If you do not need weight quantization, export $MODEL_DIR/merged directly in step 3.

Input Format#

Specify available adapters and select one adapter per request:

{
    "available_lora_weights": {
        "french": "/path/to/lora_weights/french/processed_adapter_model.safetensors",
        "medical": "/path/to/lora_weights/medical/processed_adapter_model.safetensors"
    },
    "requests": [
        {
            "messages": [
                {"role": "user", "content": "Translate to French: Hello world"}
            ],
            "lora_name": "french"
        },
        {
            "messages": [
                {"role": "user", "content": "What is aspirin?"}
            ],
            "lora_name": "medical"
        }
    ]
}

All requests in the same batch must use the same LoRA adapter. To disable LoRA, omit lora_name or set it to an empty string.

Script Reference#

`tensorrt-edgellm-insert-lora`#

Inserts LoRA patterns into an exported tensorrt_edgellm ONNX model and creates lora_model.onnx in the same directory.

Argument	Required	Description
`--onnx_dir`	Yes	Directory containing `model.onnx` and `config.json`

`tensorrt-edgellm-process-lora`#

Processes HuggingFace LoRA adapter weights for runtime use.

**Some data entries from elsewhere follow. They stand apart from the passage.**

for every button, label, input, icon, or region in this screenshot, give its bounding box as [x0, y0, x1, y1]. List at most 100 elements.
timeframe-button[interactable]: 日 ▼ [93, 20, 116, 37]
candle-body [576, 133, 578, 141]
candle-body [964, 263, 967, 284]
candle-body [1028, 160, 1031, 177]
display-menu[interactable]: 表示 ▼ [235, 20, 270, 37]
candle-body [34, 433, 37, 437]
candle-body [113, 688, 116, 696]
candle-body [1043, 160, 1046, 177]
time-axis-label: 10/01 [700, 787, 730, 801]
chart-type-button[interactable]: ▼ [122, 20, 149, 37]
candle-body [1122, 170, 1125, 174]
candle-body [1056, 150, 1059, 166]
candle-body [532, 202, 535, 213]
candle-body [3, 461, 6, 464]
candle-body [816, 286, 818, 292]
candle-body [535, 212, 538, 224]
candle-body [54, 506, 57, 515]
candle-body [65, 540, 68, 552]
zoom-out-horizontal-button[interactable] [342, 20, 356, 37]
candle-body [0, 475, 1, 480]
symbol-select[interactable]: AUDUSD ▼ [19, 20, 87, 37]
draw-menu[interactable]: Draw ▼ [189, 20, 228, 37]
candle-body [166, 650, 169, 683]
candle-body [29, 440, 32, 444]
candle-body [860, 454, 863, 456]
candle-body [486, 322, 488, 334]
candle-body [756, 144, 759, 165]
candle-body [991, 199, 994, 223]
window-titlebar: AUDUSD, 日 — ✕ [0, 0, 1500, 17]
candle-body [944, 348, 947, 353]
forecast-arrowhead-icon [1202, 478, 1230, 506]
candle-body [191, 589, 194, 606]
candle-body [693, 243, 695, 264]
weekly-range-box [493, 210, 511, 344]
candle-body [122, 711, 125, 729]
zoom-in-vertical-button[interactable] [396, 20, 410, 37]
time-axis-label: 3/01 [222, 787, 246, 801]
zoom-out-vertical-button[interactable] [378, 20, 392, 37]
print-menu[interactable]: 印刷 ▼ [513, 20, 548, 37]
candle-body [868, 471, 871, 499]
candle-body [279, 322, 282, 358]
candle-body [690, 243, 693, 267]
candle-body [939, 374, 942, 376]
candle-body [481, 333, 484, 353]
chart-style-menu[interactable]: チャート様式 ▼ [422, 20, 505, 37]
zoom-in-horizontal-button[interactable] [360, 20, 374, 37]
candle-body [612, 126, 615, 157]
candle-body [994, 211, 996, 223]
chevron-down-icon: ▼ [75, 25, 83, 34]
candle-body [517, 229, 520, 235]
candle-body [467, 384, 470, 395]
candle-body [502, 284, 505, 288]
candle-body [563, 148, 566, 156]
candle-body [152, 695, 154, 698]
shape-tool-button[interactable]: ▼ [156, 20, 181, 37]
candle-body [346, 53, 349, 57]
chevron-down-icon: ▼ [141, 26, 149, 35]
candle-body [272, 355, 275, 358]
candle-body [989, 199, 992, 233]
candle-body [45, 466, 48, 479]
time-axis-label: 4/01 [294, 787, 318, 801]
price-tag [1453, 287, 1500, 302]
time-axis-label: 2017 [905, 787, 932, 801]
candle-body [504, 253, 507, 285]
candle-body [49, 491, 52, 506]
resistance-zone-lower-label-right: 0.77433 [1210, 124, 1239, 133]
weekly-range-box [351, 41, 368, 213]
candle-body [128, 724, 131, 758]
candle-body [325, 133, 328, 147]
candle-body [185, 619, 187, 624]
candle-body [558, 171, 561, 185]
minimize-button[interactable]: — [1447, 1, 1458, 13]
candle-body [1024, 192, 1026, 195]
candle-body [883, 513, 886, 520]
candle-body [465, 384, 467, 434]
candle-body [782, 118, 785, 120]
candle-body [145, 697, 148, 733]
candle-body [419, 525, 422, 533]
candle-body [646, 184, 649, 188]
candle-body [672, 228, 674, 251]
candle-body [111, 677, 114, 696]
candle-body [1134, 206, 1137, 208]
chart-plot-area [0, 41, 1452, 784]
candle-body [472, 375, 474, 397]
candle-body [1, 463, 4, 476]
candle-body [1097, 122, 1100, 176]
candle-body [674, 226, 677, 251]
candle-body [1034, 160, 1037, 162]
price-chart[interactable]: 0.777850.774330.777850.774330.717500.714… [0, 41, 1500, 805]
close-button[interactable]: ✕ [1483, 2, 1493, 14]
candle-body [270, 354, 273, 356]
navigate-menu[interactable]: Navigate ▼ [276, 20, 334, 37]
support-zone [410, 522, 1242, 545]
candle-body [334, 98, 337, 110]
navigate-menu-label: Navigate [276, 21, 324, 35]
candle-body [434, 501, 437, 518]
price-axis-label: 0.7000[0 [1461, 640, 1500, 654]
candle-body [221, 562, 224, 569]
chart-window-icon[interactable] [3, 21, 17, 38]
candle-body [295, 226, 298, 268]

Argument	Required	Description
`--input_dir`	Yes	Directory with `adapter_config.json` and `adapter_model.safetensors`
`--output_dir`	Yes	Output directory for processed weights

The output contains processed_adapter_model.safetensors and config.json.

`tensorrt-edgellm-merge-lora`#

Permanently merges LoRA weights into a base HuggingFace checkpoint.

Argument	Required	Default	Description
`--model_dir`	Yes	-	Base model directory
`--lora_dir`	Yes	-	LoRA adapter directory
`--output_dir`	Yes	-	Output directory for merged checkpoint
`--device`	No	`cuda`	Device used while merging
`--torch-dtype`	No	`float16`	Model dtype used while merging

Build Parameters#

Parameter	Description
`--maxLoraRank`	Maximum LoRA rank to support. Set to `0` to disable dynamic LoRA.

Notes#

Static merge produces a single checkpoint and does not require runtime LoRA flags.
Dynamic LoRA enables adapter switching without rebuilding, but all adapters must have rank less than or equal to --maxLoraRank.
CUDA graphs are captured separately for each LoRA configuration.